Д. Но здесь невозможно… Я же не могу… Сюда может в любой момент прийти кто угодно…
К.
Д.
Д. У тебя нет сердца.
К.
Д.
К.
Разгневанной Каролине удается быстро проскользнуть мимо Давида. Она убегает. Давид, застигнутый врасплох, бежит следом.
Д. Стой, подожди!
Каролина без оглядки мчится вперед, но под ногами оказывается лед, она поскальзывается и падает. Это еще больше злит ее. Она пытается встать на ноги. Давид понимает, что это его шанс, спешит на помощь и страстно обхватывает ее.
Д.
К.
Д.
К. Прочь!
ЗАНАВЕС
Итак, Каролина так и не узнала, что наболело на сердце у Давида.
Но об этом, в общем-то, не так уж трудно догадаться.
Подобные сцены с различными вариациями разыгрываются между ними чуть ли не каждый день. Они никогда ни к чему не приводят, но невероятно раздражают Каролину, поскольку отнимают слишком много времени и сил. Она чувствует себя связанной по рукам и ногам. Как будто они с Давидом в свое время пережили сложный и долгий роман, а ведь ничего подобного не было.
Давид – одаренный юноша, во всяком случае, далеко не глупый. Почему же тогда он так по- идиотски ведет себя в ее обществе и становится намного глупее, чем он есть на самом деле?

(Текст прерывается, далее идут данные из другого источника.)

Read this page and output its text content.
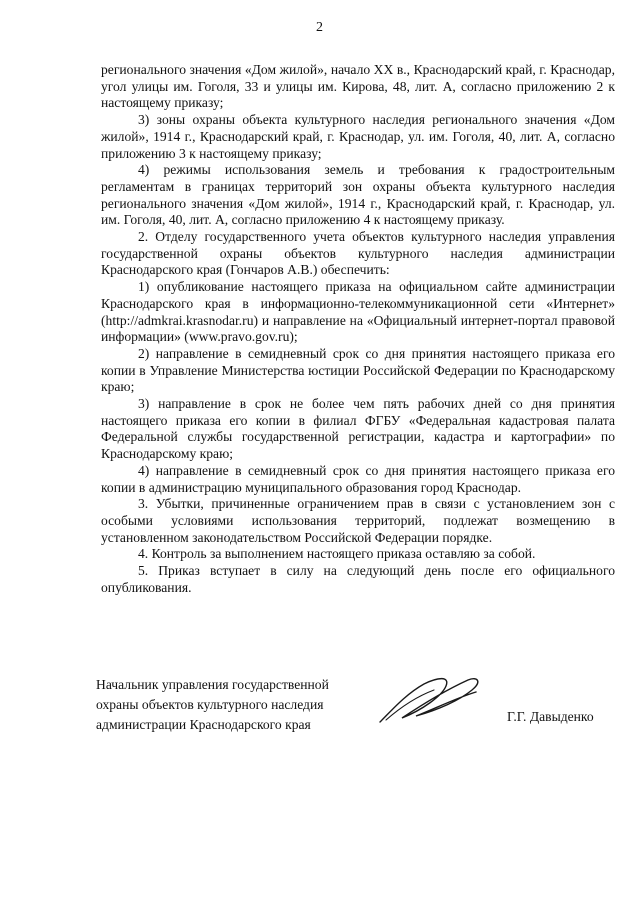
2

регионального значения «Дом жилой», начало XX в., Краснодарский край, г. Краснодар, угол улицы им. Гоголя, 33 и улицы им. Кирова, 48, лит. А, согласно приложению 2 к настоящему приказу;

3) зоны охраны объекта культурного наследия регионального значения «Дом жилой», 1914 г., Краснодарский край, г. Краснодар, ул. им. Гоголя, 40, лит. А, согласно приложению 3 к настоящему приказу;

4) режимы использования земель и требования к градостроительным регламентам в границах территорий зон охраны объекта культурного наследия регионального значения «Дом жилой», 1914 г., Краснодарский край, г. Краснодар, ул. им. Гоголя, 40, лит. А, согласно приложению 4 к настоящему приказу.

2. Отделу государственного учета объектов культурного наследия управления государственной охраны объектов культурного наследия администрации Краснодарского края (Гончаров А.В.) обеспечить:

1) опубликование настоящего приказа на официальном сайте администрации Краснодарского края в информационно-телекоммуникационной сети «Интернет» (http://admkrai.krasnodar.ru) и направление на «Официальный интернет-портал правовой информации» (www.pravo.gov.ru);

2) направление в семидневный срок со дня принятия настоящего приказа его копии в Управление Министерства юстиции Российской Федерации по Краснодарскому краю;

3) направление в срок не более чем пять рабочих дней со дня принятия настоящего приказа его копии в филиал ФГБУ «Федеральная кадастровая палата Федеральной службы государственной регистрации, кадастра и картографии» по Краснодарскому краю;

4) направление в семидневный срок со дня принятия настоящего приказа его копии в администрацию муниципального образования город Краснодар.

3. Убытки, причиненные ограничением прав в связи с установлением зон с особыми условиями использования территорий, подлежат возмещению в установленном законодательством Российской Федерации порядке.

4. Контроль за выполнением настоящего приказа оставляю за собой.

5. Приказ вступает в силу на следующий день после его официального опубликования.

Начальник управления государственной
охраны объектов культурного наследия
администрации Краснодарского края
Г.Г. Давыденко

В сущности, это очень грустно.
К тому же он пишет ей письма. После каждого подобного столкновения она получает длинные любовные послания – полные то отчаяния, то укоризны – с многочисленными заумными объяснениями того, что произошло между ними. Что она сказала… что, по его мнению, она имела в виду под тем или под этим… что он сам имел в виду. Что он хотел сказать и что на самом деле сказал, но был неправильно понят, и что он вместо этого должен был сказать. Что она никогда не говорила и что ей следовало бы сказать… что она подумала и что она в первую очередь должна была понять.

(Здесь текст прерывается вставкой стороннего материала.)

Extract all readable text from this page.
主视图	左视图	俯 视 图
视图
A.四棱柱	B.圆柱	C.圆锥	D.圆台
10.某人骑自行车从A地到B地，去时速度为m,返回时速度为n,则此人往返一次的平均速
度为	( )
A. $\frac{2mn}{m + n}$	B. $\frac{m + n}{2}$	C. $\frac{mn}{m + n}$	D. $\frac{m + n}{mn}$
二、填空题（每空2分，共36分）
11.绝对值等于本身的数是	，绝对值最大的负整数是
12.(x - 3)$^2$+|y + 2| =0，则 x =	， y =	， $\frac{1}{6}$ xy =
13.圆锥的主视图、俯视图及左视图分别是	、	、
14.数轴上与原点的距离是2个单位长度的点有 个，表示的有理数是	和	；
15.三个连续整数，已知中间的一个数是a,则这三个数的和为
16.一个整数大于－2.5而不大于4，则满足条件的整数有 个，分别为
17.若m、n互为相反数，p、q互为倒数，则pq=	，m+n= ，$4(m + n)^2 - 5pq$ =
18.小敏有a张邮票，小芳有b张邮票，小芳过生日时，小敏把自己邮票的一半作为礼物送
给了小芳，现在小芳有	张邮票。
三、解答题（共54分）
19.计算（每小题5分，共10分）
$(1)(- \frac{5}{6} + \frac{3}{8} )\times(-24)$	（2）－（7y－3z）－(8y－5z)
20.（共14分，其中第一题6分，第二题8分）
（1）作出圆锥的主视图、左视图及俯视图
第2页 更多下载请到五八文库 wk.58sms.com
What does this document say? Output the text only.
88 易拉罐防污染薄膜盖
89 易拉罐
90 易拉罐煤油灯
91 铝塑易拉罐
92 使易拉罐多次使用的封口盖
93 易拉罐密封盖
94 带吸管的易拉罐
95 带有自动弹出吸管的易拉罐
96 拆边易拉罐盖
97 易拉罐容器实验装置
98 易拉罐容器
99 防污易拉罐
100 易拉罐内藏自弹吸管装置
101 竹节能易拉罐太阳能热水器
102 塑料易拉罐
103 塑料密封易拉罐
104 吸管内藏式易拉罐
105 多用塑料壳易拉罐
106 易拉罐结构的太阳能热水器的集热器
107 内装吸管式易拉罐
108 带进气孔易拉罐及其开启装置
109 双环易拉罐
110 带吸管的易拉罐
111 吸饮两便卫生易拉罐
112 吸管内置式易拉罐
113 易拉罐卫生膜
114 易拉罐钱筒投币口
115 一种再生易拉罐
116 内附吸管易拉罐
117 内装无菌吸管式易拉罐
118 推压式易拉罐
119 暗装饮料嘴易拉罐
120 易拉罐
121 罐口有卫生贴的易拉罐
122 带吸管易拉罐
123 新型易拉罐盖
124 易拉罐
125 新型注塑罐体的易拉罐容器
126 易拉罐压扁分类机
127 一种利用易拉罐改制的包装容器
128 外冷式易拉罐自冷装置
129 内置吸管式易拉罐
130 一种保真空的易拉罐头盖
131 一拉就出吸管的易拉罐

Читать такие письма утомительно, на это уходит много времени, они вызывают у нее только головную боль. Но, несмотря на все слова, высказанные или подразумеваемые, несмотря на все объяснения, ей так и не удалось понять, что он на самом деле хочет сказать. Кроме того, что он, разумеется, любит ее. Но в этом нет для нее ничего нового.

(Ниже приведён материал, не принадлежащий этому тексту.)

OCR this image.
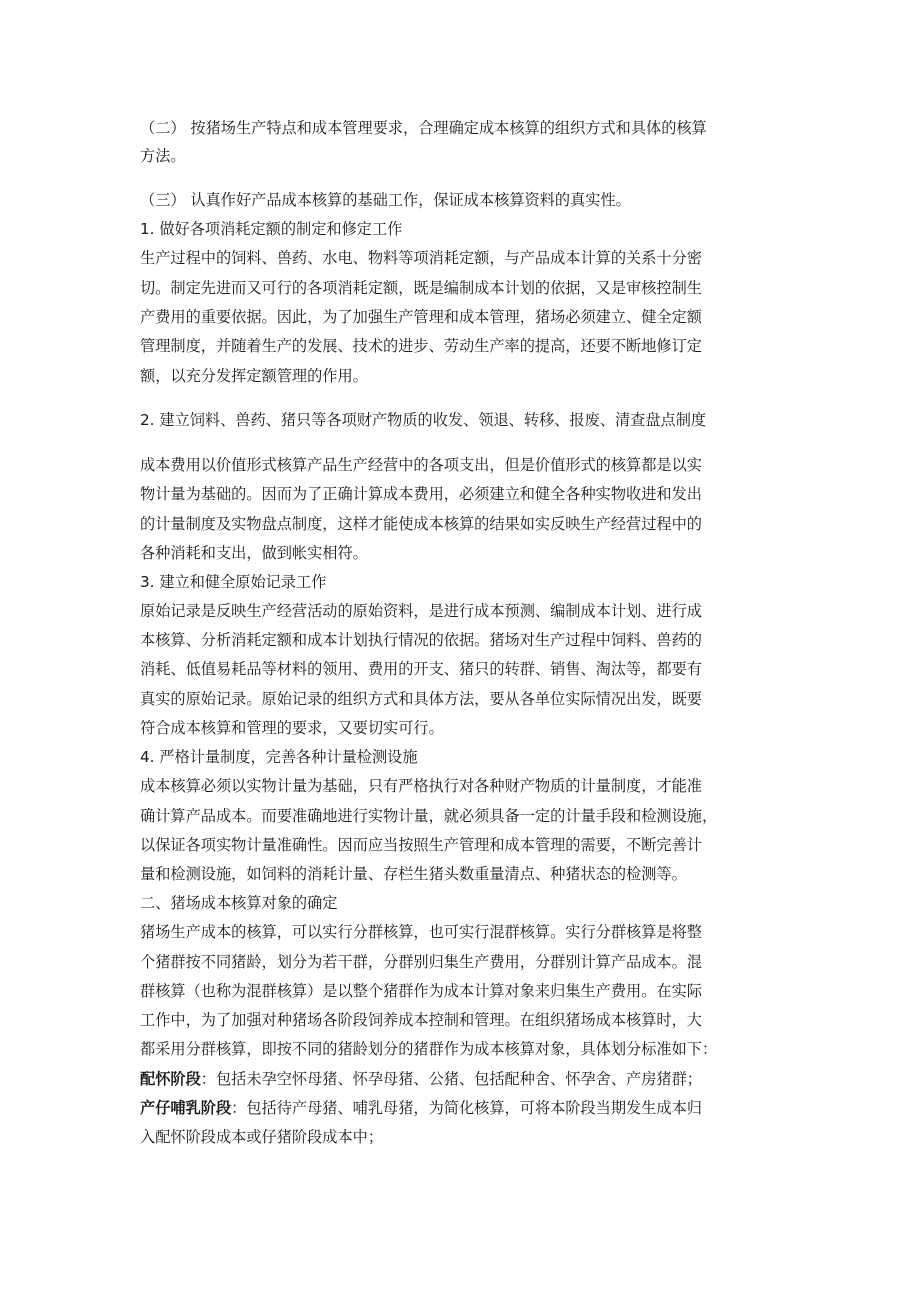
（二） 按猪场生产特点和成本管理要求，合理确定成本核算的组织方式和具体的核算
方法。
（三） 认真作好产品成本核算的基础工作，保证成本核算资料的真实性。
1. 做好各项消耗定额的制定和修定工作
生产过程中的饲料、兽药、水电、物料等项消耗定额，与产品成本计算的关系十分密
切。制定先进而又可行的各项消耗定额，既是编制成本计划的依据，又是审核控制生
产费用的重要依据。因此，为了加强生产管理和成本管理，猪场必须建立、健全定额
管理制度，并随着生产的发展、技术的进步、劳动生产率的提高，还要不断地修订定
额，以充分发挥定额管理的作用。
2. 建立饲料、兽药、猪只等各项财产物质的收发、领退、转移、报废、清查盘点制度
成本费用以价值形式核算产品生产经营中的各项支出，但是价值形式的核算都是以实
物计量为基础的。因而为了正确计算成本费用，必须建立和健全各种实物收进和发出
的计量制度及实物盘点制度，这样才能使成本核算的结果如实反映生产经营过程中的
各种消耗和支出，做到帐实相符。
3. 建立和健全原始记录工作
原始记录是反映生产经营活动的原始资料，是进行成本预测、编制成本计划、进行成
本核算、分析消耗定额和成本计划执行情况的依据。猪场对生产过程中饲料、兽药的
消耗、低值易耗品等材料的领用、费用的开支、猪只的转群、销售、淘汰等，都要有
真实的原始记录。原始记录的组织方式和具体方法，要从各单位实际情况出发，既要
符合成本核算和管理的要求，又要切实可行。
4. 严格计量制度，完善各种计量检测设施
成本核算必须以实物计量为基础，只有严格执行对各种财产物质的计量制度，才能准
确计算产品成本。而要准确地进行实物计量，就必须具备一定的计量手段和检测设施，
以保证各项实物计量准确性。因而应当按照生产管理和成本管理的需要，不断完善计
量和检测设施，如饲料的消耗计量、存栏生猪头数重量清点、种猪状态的检测等。
二、猪场成本核算对象的确定
猪场生产成本的核算，可以实行分群核算，也可实行混群核算。实行分群核算是将整
个猪群按不同猪龄，划分为若干群，分群别归集生产费用，分群别计算产品成本。混
群核算（也称为混群核算）是以整个猪群作为成本计算对象来归集生产费用。在实际
工作中，为了加强对种猪场各阶段饲养成本控制和管理。在组织猪场成本核算时，大
都采用分群核算，即按不同的猪龄划分的猪群作为成本核算对象，具体划分标准如下：
配怀阶段：包括未孕空怀母猪、怀孕母猪、公猪、包括配种舍、怀孕舍、产房猪群；
产仔哺乳阶段：包括待产母猪、哺乳母猪，为简化核算，可将本阶段当期发生成本归
入配怀阶段成本或仔猪阶段成本中；
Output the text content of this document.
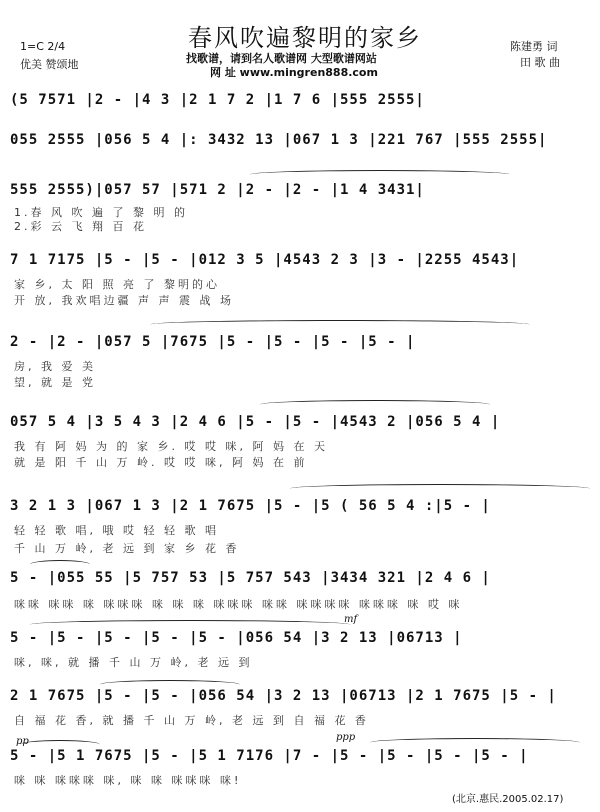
1=C 2/4
优美 赞颂地
春风吹遍黎明的家乡
找歌谱，请到名人歌谱网 大型歌谱网站
网 址 www.mingren888.com
陈建勇 词
田 歌 曲
(5 7571 |2 - |4 3 |2 1 7 2 |1 7 6 |555 2555|
055 2555 |056 5 4 |: 3432 13 |067 1 3 |221 767 |555 2555|
555 2555)|057 57 |571 2 |2 - |2 - |1 4 3431|
1.春 风 吹 遍 了 黎 明 的
2.彩 云 飞 翔 百 花
7 1 7175 |5 - |5 - |012 3 5 |4543 2 3 |3 - |2255 4543|
家 乡, 太 阳 照 亮 了 黎明的心
开 放, 我欢唱边疆 声 声 震 战 场
2 - |2 - |057 5 |7675 |5 - |5 - |5 - |5 - |
房, 我 爱 美
望, 就 是 党
057 5 4 |3 5 4 3 |2 4 6 |5 - |5 - |4543 2 |056 5 4 |
我 有 阿 妈 为 的 家 乡. 哎 哎 咪, 阿 妈 在 天
就 是 阳 千 山 万 岭. 哎 哎 咪, 阿 妈 在 前
3 2 1 3 |067 1 3 |2 1 7675 |5 - |5 ( 56 5 4 :|5 - |
轻 轻 歌 唱, 哦 哎 轻 轻 歌 唱
千 山 万 岭, 老 远 到 家 乡 花 香
5 - |055 55 |5 757 53 |5 757 543 |3434 321 |2 4 6 |
咪咪 咪咪 咪 咪咪咪 咪 咪 咪 咪咪咪 咪咪 咪咪咪咪 咪咪咪 咪 哎 咪
5 - |5 - |5 - |5 - |5 - |056 54 |3 2 13 |06713 |
咪, 咪, 就 播 千 山 万 岭, 老 远 到
2 1 7675 |5 - |5 - |056 54 |3 2 13 |06713 |2 1 7675 |5 - |
自 福 花 香, 就 播 千 山 万 岭, 老 远 到 自 福 花 香
5 - |5 1 7675 |5 - |5 1 7176 |7 - |5 - |5 - |5 - |5 - |
咪 咪 咪咪咪 咪, 咪 咪 咪咪咪 咪!
mf
pp	ppp
(北京.惠民.2005.02.17)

Обычно Каролина не отвечает на его письма. Это только бы больше подстегнуло Давида, поэтому она не рискует.
Но его письма наверняка не такие уж безумные, какими она их считает. Если бы они были написаны кому-то другому, если бы она не знала того, кто их писал, а прочла бы их, например, в какой- нибудь книге, то совершенно по-другому восприняла бы их и, возможно, больше прониклась бы их содержанием. Но сейчас она находит их совершенно неинтересными. И глупыми. У нее просто-напросто больше нет сил их читать.
Потому что ей не нужна любовь Давида.
Если бы он только мог это понять! Она не хочет испытывать вечные угрызения совести из-за того, что не может разделить его чувства. Она не хочет причинять ему боль. И прежде всего она не хочет видеть, как он мучает себя.
Потому она пишет ему коротенькую записку. Не в ответ на какое-либо из его посланий. Она задаст всего лишь один вопрос, а именно:
Почему он так странно ведет себя и пытается предстать перед ней намного глупее, чем он есть? Ведь на самом деле он – совсем другой человек и мог бы показать ей это. Она ведь хорошо понимает, что это так.
Ее записка очень искренняя. В ней чувствуется неподдельное изумление. Каролина действительно хочет понять, в чем дело. Потому что в глубине души желает Давиду добра.
Давид это наверняка заметил. Он отвечает сразу – и, как ни странно, на сей раз без всяких заумных объяснений и рассуждений. В отличие от других своих писем он пишет без разных ненужных завитушек, а прямо и по делу.
Всего несколько строк:
«Мадемуазель!
Вы ничего не понимаете. По крайней мере в том, что касается моей разнесчастной персоны!
А еще мечтаете стать актрисой!
Подумайте как следует! Ведь это может пагубно сказаться на Вас.
Но короткий вопрос требует короткого ответа. Поэтому перехожу к делу!
Знаете ли Вы, что творческая личность не должна оберегать себя от страданий? Напротив, они ей необходимы. Однако не всякие, а только те, которые не приводят к разрушению личности. Страдание должно быть красиво и поучительно. Как моя любовь к Вам.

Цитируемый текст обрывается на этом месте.